As I write this on Thursday October 15th, I am alerted by media reports on the significance of the date. I am talking not of the ‘C’ word, of which we’ve all had the proverbial bellyful over the past 6 months but of the almost-forgotten ‘B’ word, if you are British. Yes, back to Brexit which, though partially side-lined owing to the more pressing matter COVID, has been simmering on the back burner. Of course, meetings have been taking place, Corona restrictions notwithstanding, but not only has no final agreement been so far reached, the two sides have come to a complete impasse, roadblock, stumbling block – take your pick. Whichever metaphor you choose, it was a case of thus far and no further, all because of a bill passed by the British Parliament earlier this month, basically re-opening the signed and sealed treaty signed between the UK and the EU agreeing all terms and conditions of the split. The bill authorised the government to regulate the UK's internal market from January 1 2021, when Britain will complete its post-Brexit transition period and leave the EU single market and customs union. This directly contradicts several clauses in the treaty which allowed for close alignment between the 2 bodies in many areas of trade and legislation, most importantly for the UK, control over fishing rights in what the British refer to as the English Channel and France simply calls La Manche, or The Sleeve, owing to its shape. The EU was incensed by this breaking of the covenant. After a few days of discussions behind closed doors, EU chief Ursula von der Leyen declared that Brussels had begun legal action over the British government's attempt to overturn parts of the Brexit withdrawal agreement.
"This morning, the Commission has decided to send a letter of formal notice to the UK Government. This is the first step in an infringement procedure," she declared.

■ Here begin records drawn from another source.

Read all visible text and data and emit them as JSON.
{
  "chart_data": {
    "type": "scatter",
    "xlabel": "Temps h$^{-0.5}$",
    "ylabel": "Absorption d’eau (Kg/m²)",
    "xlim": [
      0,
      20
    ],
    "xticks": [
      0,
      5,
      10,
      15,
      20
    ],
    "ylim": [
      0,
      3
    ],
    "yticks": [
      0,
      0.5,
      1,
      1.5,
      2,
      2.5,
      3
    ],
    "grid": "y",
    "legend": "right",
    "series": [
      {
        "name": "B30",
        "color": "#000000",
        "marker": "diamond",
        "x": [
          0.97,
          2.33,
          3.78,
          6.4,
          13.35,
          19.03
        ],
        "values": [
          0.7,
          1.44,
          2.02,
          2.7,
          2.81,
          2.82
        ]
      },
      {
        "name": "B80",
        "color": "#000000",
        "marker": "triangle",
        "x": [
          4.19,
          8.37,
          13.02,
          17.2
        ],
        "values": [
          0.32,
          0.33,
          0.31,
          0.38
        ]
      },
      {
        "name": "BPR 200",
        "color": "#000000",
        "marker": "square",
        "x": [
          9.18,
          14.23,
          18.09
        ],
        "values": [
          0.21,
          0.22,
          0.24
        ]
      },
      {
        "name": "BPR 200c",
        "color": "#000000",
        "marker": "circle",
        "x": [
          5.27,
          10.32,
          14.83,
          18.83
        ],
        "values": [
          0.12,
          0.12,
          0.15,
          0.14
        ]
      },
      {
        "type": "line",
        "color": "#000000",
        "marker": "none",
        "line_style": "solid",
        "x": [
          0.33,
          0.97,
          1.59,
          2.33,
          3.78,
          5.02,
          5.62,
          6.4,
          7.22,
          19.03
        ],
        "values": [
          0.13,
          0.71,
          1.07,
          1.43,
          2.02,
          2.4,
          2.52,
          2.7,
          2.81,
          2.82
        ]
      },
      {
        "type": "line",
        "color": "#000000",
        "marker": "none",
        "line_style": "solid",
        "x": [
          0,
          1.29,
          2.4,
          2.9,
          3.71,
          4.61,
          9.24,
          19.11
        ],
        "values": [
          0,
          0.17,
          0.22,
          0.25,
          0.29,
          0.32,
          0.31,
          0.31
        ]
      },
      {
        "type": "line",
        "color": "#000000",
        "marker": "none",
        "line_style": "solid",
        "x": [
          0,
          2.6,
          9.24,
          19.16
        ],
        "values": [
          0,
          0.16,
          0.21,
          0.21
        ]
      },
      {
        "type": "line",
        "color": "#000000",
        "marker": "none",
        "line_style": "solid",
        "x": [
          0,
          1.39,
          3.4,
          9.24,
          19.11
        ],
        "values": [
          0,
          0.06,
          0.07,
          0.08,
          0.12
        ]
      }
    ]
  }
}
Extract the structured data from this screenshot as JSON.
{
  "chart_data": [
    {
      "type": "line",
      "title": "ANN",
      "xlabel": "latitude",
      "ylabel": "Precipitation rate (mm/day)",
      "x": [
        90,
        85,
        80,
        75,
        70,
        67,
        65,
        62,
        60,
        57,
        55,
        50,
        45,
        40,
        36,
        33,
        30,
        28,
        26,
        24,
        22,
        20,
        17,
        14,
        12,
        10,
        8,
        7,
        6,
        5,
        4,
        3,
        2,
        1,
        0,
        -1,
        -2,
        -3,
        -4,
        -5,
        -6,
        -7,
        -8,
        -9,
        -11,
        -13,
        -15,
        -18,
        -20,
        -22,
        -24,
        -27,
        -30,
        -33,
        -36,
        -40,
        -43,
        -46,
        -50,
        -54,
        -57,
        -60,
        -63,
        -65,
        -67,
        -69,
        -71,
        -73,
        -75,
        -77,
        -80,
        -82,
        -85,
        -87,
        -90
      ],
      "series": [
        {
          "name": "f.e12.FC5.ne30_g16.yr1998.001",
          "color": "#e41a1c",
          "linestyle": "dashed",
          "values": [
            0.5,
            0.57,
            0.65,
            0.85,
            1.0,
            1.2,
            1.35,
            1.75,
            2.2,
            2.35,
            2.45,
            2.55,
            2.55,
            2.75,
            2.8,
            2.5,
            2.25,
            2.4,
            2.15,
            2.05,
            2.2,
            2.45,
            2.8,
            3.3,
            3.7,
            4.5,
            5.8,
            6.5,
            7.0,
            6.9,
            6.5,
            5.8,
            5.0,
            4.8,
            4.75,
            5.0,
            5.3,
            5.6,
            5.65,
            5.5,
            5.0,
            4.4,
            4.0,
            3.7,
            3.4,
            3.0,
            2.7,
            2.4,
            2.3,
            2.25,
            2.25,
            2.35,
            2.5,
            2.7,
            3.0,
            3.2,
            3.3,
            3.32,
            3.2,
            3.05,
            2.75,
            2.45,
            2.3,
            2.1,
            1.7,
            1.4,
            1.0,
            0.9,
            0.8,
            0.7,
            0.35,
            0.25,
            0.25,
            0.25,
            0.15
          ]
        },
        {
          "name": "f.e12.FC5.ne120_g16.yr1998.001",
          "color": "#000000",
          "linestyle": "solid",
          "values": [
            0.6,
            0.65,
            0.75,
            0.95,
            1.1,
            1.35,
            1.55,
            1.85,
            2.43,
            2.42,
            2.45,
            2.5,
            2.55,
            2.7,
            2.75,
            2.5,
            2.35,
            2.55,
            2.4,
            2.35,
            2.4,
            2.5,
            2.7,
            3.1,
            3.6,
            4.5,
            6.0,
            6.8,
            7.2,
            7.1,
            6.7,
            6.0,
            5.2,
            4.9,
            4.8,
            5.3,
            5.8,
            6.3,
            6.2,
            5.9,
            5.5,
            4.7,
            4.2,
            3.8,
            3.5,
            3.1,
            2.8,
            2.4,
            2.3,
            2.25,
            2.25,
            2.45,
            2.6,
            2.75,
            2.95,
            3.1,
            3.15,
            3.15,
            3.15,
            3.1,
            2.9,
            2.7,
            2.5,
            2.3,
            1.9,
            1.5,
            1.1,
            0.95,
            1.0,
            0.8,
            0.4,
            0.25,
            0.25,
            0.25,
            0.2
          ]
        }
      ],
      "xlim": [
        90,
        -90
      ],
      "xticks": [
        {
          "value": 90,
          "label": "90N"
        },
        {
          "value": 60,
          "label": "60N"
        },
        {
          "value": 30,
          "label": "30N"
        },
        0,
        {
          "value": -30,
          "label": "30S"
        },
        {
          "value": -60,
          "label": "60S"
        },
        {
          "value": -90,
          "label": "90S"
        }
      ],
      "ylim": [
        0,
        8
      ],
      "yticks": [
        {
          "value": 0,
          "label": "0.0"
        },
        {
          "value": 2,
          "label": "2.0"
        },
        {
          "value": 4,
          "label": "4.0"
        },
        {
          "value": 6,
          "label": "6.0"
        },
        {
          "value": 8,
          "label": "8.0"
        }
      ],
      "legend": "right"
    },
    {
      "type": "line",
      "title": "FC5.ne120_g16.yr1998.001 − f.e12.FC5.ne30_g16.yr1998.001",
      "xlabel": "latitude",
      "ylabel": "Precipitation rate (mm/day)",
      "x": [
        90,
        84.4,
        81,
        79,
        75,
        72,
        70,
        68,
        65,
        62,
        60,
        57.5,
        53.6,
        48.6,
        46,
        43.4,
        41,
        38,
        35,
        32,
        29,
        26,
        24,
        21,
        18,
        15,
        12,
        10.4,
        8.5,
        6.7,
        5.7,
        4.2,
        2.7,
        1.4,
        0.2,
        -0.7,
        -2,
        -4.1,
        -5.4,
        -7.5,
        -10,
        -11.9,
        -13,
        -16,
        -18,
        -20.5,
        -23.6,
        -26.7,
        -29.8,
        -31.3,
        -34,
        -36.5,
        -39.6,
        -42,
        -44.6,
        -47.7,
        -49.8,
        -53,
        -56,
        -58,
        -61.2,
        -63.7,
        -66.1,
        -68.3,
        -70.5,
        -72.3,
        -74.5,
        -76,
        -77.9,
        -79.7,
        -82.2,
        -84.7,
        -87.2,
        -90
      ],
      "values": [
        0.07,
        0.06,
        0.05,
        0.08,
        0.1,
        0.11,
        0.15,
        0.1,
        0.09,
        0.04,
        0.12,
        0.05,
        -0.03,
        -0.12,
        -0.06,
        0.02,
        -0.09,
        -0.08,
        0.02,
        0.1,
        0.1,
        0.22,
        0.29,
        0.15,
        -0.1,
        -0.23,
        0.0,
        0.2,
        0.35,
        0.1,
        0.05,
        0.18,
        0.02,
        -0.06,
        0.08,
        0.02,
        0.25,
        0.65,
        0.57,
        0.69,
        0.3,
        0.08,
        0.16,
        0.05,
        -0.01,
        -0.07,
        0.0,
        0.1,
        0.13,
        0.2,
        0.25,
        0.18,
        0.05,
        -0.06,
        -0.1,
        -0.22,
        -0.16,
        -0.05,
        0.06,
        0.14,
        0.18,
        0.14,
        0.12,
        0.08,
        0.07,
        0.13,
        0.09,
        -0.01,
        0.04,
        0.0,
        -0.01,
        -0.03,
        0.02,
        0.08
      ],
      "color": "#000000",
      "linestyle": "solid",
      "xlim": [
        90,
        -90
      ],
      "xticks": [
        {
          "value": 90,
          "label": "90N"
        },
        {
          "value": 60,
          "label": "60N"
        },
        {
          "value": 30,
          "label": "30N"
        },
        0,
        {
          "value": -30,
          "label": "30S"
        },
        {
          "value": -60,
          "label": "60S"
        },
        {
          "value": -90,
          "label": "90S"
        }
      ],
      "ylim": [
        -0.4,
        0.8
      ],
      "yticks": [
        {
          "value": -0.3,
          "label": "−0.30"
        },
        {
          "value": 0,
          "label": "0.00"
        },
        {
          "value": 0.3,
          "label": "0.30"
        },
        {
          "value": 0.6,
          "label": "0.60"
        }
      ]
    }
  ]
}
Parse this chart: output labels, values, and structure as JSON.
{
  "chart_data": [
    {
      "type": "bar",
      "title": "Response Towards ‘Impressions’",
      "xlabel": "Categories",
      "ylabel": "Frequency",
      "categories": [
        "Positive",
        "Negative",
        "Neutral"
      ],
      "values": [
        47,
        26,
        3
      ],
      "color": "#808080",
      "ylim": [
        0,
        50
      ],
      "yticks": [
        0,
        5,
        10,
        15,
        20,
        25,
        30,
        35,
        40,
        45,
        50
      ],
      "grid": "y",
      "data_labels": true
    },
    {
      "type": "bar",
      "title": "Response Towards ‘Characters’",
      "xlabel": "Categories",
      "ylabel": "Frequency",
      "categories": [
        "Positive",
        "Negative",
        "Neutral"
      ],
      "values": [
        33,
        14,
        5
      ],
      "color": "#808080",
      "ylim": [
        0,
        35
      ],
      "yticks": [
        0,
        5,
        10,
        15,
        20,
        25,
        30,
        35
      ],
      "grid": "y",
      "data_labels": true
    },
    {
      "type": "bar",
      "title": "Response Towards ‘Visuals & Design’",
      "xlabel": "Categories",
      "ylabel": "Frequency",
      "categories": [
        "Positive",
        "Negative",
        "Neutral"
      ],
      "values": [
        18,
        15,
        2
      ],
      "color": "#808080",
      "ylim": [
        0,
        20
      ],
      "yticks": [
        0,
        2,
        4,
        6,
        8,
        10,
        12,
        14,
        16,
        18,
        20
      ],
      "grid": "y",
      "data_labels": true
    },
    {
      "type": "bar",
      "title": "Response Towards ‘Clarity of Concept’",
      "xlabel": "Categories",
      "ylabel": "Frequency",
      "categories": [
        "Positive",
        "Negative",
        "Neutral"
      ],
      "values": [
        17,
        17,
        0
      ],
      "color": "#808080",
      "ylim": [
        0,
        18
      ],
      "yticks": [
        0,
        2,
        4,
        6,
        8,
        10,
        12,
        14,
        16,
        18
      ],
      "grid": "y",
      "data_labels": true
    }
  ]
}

London now has one month to reply to the letter of complaint, which could lead to a lawsuit at the Luxembourg-based European Court of Justice and hefty fines for the UK. The legal action underscores the worsening relations between the EU and its former member at a time when both sides are trying to forge a rudimentary free trade agreement before the end of the year.
In days of yore the British response might have been to dispatch a gunboat across the Channel in protest at such impertinence, but matters are supposed to be conducted more civilly these days. Nevertheless, an impasse is an impasse and thus far but no further can either side go. Talks have stalled and here it is, deadline day, with neither side backing away. Should no clear consensus be reached by midnight today, the UK’s future trading position will automatically revert to that of World Trade organisation rules.
Boris Johnson told EU leaders he was 'disappointed' their Brexit talks had stalled and was mulling his 'next steps' as his self-imposed no deal deadline looms. The Prime Minister was told via conference call by Commission president Ursula von der Leyen and Council president Charles Michel that there could be no agreement struck if the UK didn't change its stance on fisheries
Mr Johnson has previously suggested he would walk away from the negotiating table if there was no agreement on a trade deal by the time of the two-day summit meeting in Brussels starting on Thursday.
Following the call, a No 10 spokesman said: 'The Prime Minister noted the desirability of a deal but expressed his disappointment that more progress had not been made over the past two weeks.
Meanwhile in the Channel, the longstanding fish wars have broken out again as French trawlers confronted their British counterparts - firing flares and throwing frying pans. Two British boats fishing for scallops were involved in the skirmish. The vessels were surrounded by around 20 French boats and were pelted with objects including frying pans and rocks. The French crews even threw oil at one boat before firing a flare at it, with the violence sparking fears that there could be a death as hostilities worsen.
Fishing remains one of the key sticking points to a Brexit deal, with Boris Johnson unwilling to allow EU trawlers to continue their existing access to UK waters forever. Tensions have been growing each year due to a difference in fishing restrictions between the UK and France.
A Defra (Department of Fisheries & Agriculture) spokesperson said: 'We are very disappointed by this reported incident in the Bay of Seine. The British vessels were fishing legally and have every right to do so in safety. 'We support UK vessels fishing where they have a legal right to do so and have been in contact with the French Government to ensure those rights are protected and safety at sea is assured.'
British scallopers are allowed to fish year round, but the French are not permitted to fish between May 15 and October 1 and Gallic pride and patriotism views this as an insult and a slap in the face, presumably with a wet fish and harks back directly to the difference in nomenclature of that body of water on its two sides!
But whilst throwing frying pans at fishermen sounds like pure farce, at its core is a much bigger issue. Should Britain refuse to back down – and it almost certainly will – the entire Brexit treaty falls away WTO rules come in and every single business in Britain which trades with the EU, as well as every single business across Europe which trades with Britain, will be scrambling to make a plan and they have just over 2 months to conclude those plans - precisely what they undoubtedly didn’t need on top of COVID cutbacks and chaos.
It has boiled down to what players in the children’s card game used to say to their unlucky opponents, ‘Go fish’!